To redress this, in 1996 the Security Council created the oil-for-food program. Over the next six years, the program undoubtedly helped keep alive millions of Iraqis. But, as was shown in the recent report by Charles Duelfer, the Bush administration's top weapons investigator in Iraq, the opportunities for corruption were immense and Saddam Hussein took full advantage of them.

Who was responsible? Not Kofi Annan. The United Nations officials who ran the program reported not to him but directly to the Security Council and to the oversight committee created by Resolution 661, which in 1990 authorized the removal of Iraqi troops from Kuwait by force. Why did the Security Council members, particularly the United States, not do more at the time?

It is alleged that some of the United Nations officials in charge of the program may have been corrupt. If true, this is deplorable and they must be brought to account. But again, member states were responsible for oversight, not Mr. Annan.

Now it has been revealed that Mr. Annan's son, Kojo, received money from a Swiss company involved with the oil-for-food program for years after he told his father he had severed all connections. This has caused Mr. Annan obvious grief, but is what we used to call a "Billy Carter problem" - the sins of a relative being visited on a high official. Kojo Annan's actions should not be cited, as some right-wing Americans are doing, to assert that the secretary general should resign. Kofi Annan is too honest, and too intelligent, to have influenced the procurement process in favor of a firm that had an association with his son.

In any case, far greater corruption was being practiced by many member states themselves. The Duelfer report showed that Russia, China and France were bending the rules as far as they possibly could in order to secure huge contracts for their companies. Kickbacks were flowing in every direction.

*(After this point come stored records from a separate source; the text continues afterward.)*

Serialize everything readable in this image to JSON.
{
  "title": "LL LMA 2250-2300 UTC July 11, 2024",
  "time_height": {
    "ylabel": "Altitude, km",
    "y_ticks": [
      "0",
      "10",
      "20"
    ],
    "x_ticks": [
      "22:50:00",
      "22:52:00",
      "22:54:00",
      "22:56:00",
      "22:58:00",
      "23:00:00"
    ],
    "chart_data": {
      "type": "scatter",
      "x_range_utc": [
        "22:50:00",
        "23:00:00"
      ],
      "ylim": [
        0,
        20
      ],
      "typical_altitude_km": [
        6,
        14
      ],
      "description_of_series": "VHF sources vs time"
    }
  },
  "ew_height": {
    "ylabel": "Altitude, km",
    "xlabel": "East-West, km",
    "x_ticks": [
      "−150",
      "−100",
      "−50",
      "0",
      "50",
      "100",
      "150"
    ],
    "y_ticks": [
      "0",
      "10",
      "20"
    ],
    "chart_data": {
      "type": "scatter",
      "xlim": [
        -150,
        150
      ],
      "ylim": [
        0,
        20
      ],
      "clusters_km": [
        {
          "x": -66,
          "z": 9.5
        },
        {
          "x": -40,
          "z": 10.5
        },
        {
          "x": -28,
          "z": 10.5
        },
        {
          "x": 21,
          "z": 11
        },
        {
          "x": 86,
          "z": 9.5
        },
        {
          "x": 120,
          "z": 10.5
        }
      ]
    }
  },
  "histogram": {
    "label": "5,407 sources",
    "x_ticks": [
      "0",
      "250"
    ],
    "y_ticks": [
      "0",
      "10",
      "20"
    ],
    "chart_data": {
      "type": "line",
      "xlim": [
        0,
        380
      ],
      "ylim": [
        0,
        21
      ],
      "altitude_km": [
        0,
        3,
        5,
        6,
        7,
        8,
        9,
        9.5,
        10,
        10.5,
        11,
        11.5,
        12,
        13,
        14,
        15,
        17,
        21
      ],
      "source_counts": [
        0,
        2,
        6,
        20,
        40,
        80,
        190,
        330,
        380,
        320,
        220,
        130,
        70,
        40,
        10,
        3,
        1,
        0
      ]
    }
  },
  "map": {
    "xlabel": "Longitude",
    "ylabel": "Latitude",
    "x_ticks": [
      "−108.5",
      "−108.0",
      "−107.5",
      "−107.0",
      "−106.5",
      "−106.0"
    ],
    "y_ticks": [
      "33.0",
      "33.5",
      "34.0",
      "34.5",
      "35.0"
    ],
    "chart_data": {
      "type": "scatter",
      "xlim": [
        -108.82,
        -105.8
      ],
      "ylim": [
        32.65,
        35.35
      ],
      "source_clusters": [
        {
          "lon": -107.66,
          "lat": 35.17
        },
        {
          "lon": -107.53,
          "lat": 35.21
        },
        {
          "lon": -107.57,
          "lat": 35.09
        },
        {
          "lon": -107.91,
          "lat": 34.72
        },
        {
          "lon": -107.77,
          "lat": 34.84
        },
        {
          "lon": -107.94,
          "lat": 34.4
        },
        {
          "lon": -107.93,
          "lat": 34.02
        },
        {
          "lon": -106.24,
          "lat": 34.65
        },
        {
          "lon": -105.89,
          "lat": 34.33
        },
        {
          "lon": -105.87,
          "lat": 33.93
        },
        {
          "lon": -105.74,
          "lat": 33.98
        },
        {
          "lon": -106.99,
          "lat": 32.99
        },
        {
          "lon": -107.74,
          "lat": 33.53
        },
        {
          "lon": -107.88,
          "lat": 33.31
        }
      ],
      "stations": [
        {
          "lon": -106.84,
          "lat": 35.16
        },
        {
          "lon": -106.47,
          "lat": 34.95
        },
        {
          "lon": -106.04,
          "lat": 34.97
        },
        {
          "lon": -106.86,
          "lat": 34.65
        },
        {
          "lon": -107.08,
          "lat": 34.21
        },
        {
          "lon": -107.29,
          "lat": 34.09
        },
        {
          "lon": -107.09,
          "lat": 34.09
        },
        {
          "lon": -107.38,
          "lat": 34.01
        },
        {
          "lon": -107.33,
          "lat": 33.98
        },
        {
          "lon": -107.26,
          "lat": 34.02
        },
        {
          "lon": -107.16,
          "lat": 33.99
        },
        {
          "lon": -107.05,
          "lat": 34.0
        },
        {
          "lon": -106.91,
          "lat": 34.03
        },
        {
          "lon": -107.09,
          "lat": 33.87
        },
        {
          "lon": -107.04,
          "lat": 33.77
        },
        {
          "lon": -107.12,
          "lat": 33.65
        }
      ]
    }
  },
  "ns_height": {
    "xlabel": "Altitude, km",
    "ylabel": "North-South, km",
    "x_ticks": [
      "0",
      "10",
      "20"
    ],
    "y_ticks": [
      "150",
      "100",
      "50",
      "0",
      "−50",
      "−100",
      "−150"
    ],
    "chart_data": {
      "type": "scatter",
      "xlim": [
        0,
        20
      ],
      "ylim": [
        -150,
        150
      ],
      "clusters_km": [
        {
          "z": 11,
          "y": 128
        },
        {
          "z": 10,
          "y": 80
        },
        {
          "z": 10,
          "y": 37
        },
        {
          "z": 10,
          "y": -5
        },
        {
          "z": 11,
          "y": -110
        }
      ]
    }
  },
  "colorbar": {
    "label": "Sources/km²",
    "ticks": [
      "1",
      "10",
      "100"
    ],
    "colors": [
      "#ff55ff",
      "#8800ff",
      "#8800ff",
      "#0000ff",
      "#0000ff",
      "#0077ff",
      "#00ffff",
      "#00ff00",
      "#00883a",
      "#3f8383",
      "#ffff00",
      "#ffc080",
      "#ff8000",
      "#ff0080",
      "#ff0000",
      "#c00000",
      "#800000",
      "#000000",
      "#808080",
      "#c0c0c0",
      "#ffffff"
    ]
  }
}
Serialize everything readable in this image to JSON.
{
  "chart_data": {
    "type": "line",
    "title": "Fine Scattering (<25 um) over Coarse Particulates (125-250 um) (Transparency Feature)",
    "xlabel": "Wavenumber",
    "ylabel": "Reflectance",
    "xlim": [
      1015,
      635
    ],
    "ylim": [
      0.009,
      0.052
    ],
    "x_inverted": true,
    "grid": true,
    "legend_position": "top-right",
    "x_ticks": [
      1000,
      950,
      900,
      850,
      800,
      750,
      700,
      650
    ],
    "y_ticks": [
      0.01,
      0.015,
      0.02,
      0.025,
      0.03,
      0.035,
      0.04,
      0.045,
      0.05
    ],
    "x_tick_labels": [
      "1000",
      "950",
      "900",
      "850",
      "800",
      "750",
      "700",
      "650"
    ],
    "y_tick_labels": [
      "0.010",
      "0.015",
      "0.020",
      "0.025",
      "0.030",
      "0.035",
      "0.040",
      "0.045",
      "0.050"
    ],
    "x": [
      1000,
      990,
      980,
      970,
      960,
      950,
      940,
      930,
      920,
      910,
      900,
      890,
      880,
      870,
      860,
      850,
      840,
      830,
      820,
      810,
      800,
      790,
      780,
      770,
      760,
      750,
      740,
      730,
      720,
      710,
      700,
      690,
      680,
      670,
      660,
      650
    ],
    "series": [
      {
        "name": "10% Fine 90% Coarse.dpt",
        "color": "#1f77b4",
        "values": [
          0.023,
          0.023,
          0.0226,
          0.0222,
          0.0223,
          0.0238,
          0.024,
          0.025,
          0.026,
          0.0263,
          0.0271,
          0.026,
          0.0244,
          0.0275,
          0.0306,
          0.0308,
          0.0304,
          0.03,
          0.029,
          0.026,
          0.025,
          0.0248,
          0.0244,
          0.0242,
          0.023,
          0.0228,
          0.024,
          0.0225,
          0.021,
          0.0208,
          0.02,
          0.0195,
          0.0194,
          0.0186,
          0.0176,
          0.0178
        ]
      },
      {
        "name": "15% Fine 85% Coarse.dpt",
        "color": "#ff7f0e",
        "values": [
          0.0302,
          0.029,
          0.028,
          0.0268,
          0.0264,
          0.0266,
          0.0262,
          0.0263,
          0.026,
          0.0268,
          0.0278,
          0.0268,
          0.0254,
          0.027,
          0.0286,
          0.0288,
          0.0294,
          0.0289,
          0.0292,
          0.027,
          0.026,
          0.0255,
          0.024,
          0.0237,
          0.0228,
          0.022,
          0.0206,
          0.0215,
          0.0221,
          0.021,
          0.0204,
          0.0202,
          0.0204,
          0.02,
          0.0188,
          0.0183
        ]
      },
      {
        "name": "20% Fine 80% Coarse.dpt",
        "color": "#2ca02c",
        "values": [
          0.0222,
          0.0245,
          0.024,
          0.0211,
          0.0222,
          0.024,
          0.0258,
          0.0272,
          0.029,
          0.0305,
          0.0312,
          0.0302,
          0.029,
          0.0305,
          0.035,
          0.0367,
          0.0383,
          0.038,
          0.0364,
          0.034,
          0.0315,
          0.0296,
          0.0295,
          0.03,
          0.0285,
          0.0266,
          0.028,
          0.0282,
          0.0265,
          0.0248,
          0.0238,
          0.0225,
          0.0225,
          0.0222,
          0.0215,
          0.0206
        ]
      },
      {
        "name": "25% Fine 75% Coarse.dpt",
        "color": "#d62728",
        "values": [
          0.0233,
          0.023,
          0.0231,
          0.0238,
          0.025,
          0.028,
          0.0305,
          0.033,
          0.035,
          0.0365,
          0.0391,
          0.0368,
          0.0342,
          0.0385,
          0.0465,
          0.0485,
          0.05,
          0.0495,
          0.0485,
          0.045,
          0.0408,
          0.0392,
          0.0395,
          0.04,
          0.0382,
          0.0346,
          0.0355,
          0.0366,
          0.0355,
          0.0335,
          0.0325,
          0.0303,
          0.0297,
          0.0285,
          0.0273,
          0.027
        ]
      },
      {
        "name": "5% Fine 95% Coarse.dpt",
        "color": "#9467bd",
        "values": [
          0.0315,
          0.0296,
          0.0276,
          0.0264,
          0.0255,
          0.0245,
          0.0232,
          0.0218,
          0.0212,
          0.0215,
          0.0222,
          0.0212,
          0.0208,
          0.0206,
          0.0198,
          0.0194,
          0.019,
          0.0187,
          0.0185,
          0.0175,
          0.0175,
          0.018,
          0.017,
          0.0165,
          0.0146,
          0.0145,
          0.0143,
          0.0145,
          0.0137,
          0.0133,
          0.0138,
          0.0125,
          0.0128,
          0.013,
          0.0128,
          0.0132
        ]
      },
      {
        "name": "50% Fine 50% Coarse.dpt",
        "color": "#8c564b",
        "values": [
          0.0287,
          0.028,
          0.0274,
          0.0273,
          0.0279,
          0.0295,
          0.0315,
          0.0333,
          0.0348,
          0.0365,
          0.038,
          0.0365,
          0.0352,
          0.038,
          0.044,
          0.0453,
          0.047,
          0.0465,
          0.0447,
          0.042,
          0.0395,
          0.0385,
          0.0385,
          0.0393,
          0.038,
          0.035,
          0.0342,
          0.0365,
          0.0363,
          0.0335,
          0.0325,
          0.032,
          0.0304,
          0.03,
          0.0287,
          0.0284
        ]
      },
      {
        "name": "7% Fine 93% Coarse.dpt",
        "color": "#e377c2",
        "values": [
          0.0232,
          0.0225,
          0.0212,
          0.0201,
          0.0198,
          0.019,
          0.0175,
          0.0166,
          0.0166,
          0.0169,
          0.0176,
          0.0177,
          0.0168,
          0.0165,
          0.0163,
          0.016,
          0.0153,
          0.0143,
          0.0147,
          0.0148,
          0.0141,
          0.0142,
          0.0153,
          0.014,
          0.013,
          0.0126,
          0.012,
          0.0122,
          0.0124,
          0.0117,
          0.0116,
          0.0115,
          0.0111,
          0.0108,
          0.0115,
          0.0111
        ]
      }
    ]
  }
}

So why did Saddam Hussein's enemies, particularly senior American officials, not deal more robustly with the miasma that was developing?

Part of the reason was that Iraqi propaganda claiming that sanctions were killing millions of Iraqi children was extremely effective, and the Security Council members were therefore very anxious that the oil-for-food program continue. At the same time, of course, while everyone knew there was some corruption, no one knew the immense scale of it.

In the end, one must look at the entirety of Mr. Annan's record. The United States was correct in 1996 when it denied Mr. Boutros-Ghali a second term and helped elect Kofi Annan. Mr. Boutros-Ghali was a poor secretary general and was peevishly anti-American. Kofi Annan was a longtime admirer of the United States, and he quickly restored the United Nations' strained relations with Washington - even making peace with Senator Jesse Helms, the Republican most hostile to the organization.

Since then, he has done a great deal to restore morale within the organization and to raise its prestige; it was fitting that in 2001 he, and the United Nations, were awarded the Nobel Peace Prize.

However, the war in Iraq, opposed by a majority of the Security Council, has put him in an impossible position. And many of his finest staff members were murdered by a suicide bomber in Iraq in the summer of 2003, and others have been reluctant to return.

Yes, he made a mistake recently by criticizing the American mission to clear Falluja of its terrorist nests. But at a time when the United Nations is trying to ease the American burden in Iraq, it would be unwise for Washington to have a falling-out with the organization. Further, Mr. Annan is about to start a serious effort at reforming the United Nations itself, along the lines of the report from an in-house panel released this week.

Iraq remains a deeply divisive issue. The Bush administration knows this, and should be doing everything to engage the world, not to diminish a man whom millions around the world see as their champion. If Kofi Annan is forced to leave by an American claque, the results will be catastrophic not just for the United Nations but also for Iraq - and the Bush administration's hopes of a successful foreign policy in its second term.